New guidelines released by Treasury Department for air emissions


The U.S. Department of the Treasury and Internal Revenue Service (IRS) have released guidance on the Sustainable Aviation Fuel (SAF) Credit established by the Inflation Reduction Act (IRA), part of a U.S. agenda to create good-paying jobs and reduce climate pollution by spurring innovation in the aviation industry.  




The Treasury Department worked closely with administrative partners, including the Environmental Protection Agency (EPA), Department of Transportation (DOT), Department of Agriculture (USDA), and Department of Energy (DOE) on today’s Notice.  


“[The] Inflation Reduction Act is driving American innovation to create good-paying jobs and help the U.S. clear hurdles in our clean energy transition,” said U.S. Secretary of the Treasury Janet L. Yellen. “Incentives in the law are helping to scale production of low-carbon fuels and cut emissions from the aviation sector, one of the most difficult-to-transition sectors of our economy.
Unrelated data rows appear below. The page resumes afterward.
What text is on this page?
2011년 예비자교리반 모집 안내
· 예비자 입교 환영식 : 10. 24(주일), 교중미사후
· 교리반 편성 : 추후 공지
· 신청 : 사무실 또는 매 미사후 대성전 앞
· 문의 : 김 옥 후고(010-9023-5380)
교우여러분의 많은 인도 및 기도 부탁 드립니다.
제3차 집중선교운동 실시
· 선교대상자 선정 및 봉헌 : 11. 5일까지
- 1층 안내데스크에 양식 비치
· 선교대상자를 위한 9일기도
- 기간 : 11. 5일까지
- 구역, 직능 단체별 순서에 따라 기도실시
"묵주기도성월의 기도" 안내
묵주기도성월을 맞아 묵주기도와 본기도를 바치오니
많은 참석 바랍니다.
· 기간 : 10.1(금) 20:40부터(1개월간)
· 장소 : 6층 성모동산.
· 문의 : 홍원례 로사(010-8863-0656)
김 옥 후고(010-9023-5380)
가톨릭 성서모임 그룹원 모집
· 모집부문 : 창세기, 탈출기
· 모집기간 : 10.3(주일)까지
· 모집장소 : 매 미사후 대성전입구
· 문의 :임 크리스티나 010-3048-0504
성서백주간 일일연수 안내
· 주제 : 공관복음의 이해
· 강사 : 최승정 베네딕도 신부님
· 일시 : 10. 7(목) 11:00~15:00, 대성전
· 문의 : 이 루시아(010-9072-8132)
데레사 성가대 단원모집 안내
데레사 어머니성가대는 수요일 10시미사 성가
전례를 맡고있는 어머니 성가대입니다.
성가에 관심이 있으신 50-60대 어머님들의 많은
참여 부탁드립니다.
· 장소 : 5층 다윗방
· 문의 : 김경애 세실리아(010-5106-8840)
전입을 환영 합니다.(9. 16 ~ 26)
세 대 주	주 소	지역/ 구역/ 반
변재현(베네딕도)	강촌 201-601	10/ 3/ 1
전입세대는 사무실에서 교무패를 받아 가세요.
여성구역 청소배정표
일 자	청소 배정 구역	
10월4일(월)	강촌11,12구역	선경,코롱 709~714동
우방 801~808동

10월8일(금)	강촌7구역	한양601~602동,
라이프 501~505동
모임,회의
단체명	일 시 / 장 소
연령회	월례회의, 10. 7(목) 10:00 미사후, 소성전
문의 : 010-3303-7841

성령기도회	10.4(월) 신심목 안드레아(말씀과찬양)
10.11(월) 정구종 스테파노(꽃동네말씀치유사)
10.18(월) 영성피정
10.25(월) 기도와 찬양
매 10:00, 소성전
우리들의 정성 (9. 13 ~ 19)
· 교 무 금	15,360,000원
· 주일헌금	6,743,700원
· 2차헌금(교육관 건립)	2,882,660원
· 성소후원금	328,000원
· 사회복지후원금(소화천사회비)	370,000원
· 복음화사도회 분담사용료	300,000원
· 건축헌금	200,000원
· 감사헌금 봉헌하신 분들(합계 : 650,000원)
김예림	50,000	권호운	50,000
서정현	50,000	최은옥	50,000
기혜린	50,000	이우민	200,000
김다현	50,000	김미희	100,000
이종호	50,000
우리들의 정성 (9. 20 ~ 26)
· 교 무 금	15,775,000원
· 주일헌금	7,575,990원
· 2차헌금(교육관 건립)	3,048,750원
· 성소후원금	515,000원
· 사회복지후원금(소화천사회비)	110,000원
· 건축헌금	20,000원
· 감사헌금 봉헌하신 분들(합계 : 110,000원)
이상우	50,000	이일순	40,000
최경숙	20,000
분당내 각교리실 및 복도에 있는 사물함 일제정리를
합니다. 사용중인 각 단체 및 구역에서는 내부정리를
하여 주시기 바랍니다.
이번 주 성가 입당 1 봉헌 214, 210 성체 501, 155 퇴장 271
Today’s guidance provides additional clarity and certainty to companies and producers.”


“Sustainable aviation fuel is a key part of [America's] efforts to transition the economy to a clean energy future and rebuild the middle class from the bottom up to the middle out in rural America,” said U.S. Secretary of Agriculture Tom Vilsack. “Today’s announcement is an important stepping stone as it acknowledges the important role farmers can play in lowering greenhouse gas emissions and begins to reward them through that contribution in the production of new fuels. This is a great beginning as we develop new markets for sustainable aviation fuel that use home grown agricultural crops produced using climate smart agricultural practices. USDA will continue to work with our federal agency partners to expand opportunities in the future for climate smart agriculture in producing sustainable aviation fuel.”


“The guidance released today reflects the latest data and science needed to help create new economic opportunities for America's agricultural sector,” said U.S. Secretary of Energy Jennifer M. Granholm. “This interagency effort will help our climate goals take flight with cheaper, cleaner sustainable aviation fuel -- ensuring America maintains an innovative edge on the global clean technology stage.”
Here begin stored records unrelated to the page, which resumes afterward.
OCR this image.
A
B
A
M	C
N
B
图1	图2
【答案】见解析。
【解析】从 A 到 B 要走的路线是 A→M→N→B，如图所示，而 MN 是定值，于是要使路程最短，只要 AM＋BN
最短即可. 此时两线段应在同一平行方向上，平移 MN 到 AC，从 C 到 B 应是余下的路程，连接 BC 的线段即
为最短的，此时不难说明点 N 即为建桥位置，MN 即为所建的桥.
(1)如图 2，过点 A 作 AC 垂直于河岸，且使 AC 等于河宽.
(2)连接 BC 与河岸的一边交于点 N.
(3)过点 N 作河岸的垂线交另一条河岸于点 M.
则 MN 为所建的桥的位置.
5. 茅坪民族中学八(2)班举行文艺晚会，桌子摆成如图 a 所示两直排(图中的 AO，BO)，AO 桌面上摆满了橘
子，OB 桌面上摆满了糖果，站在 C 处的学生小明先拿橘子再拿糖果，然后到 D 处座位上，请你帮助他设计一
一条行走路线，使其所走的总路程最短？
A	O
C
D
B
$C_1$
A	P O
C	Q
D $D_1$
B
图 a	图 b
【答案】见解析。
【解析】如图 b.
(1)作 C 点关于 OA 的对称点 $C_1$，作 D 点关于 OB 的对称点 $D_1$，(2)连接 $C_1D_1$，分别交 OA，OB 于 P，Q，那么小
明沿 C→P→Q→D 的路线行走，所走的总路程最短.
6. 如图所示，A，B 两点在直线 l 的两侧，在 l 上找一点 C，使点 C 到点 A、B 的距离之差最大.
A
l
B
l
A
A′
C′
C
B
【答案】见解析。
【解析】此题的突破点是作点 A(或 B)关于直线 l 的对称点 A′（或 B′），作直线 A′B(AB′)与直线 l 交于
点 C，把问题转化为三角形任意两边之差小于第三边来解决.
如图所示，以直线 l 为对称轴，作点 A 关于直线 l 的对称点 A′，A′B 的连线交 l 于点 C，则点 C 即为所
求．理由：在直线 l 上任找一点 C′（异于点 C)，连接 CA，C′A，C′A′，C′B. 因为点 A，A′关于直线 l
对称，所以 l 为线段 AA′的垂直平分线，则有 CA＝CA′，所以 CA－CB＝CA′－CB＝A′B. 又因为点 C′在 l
“Innovation in the aviation sector has brought our country and our world together and now, it’s fueling the solution to meet our ambitious net-zero carbon emission goals,” said U.S. Secretary of Transportation Pete Buttigieg. “Today’s announcement will strengthen America’s position as a leader in the production of sustainable aviation fuels, help cut carbon emissions, and create a better future for all Americans.”


“The Inflation Reduction Act’s tax credit for sustainable aviation fuels is a critical tool for decarbonizing air travel,” said John Podesta, Senior Advisor to the President for International Climate Policy. “Today’s announcement of an updated GREET model and Treasury guidance is a big step forward for American farmers, for American innovation, for American jobs, and for America’s ability to cut carbon pollution from our transportation sector and protect our planet.”


The Treasury Department’s guidance provides important clarity around eligibility for the SAF Credit. The credit incentivizes the production of SAF that achieves a lifecycle greenhouse gas emissions reduction of at least 50% as compared with petroleum-based jet fuel. Producers of SAF are eligible for a tax credit of $1.25 to $1.75 per gallon. SAF that achieves a GHG emissions reduction of 50% is eligible for the $1.25 credit per gallon amount, and SAF that achieves a GHG emissions reduction of more than 50% is eligible for an additional $0.01 per gallon for each percentage point the reduction exceeds 50%, up to $0.50 per gallon. 


As part of today’s guidance, the agencies comprising the SAF Interagency Working Group (IWG) are jointly announcing the 40B SAF-GREET 2024 model. This model provides another methodology for SAF producers to determine the lifecycle GHG emissions rates of their production for the purposes of the SAF Credit.


The modified version of GREET incorporates new data, including updated modeling of key feedstocks and processes used in aviation fuel and indirect emissions. The modified GREET model also integrates key greenhouse gas emission reduction strategies such as carbon capture and storage, renewable natural gas, and renewable electricity.


The Notice released today also, on a pilot basis, incorporates a USDA pilot program to encourage the use of certain Climate Smart Agriculture (CSA) practices for SAF feedstocks. Incorporating CSA practices into the production of SAF provides multiple benefits, including lower overall GHG emissions associated with SAF production and increased adoption of farming practices that are associated with other environmental benefits, such as improved water quality and soil health. 


For corn ethanol-to-jet, the pilot provides a greenhouse gas reduction credit if a “bundle” of certain CSA practices (no-till, cover crop, and enhanced efficiency fertilizer) are used. It similarly would allow a greenhouse gas reduction credit for soybean-to-jet if the soybean feedstock is produced using a “bundle” of applicable CSA practices (no-till and cover crop). This is a pilot program specific to the 40B credit, which is in effect for 2023 and 2024.

To credit CSA practices in the Clean Fuel Production Credit (45Z), which becomes available in 2025, the agencies will do further work on modeling, data, and assumptions, as well as verification. A new 45Z-GREET will be developed for use with the 45Z tax credit.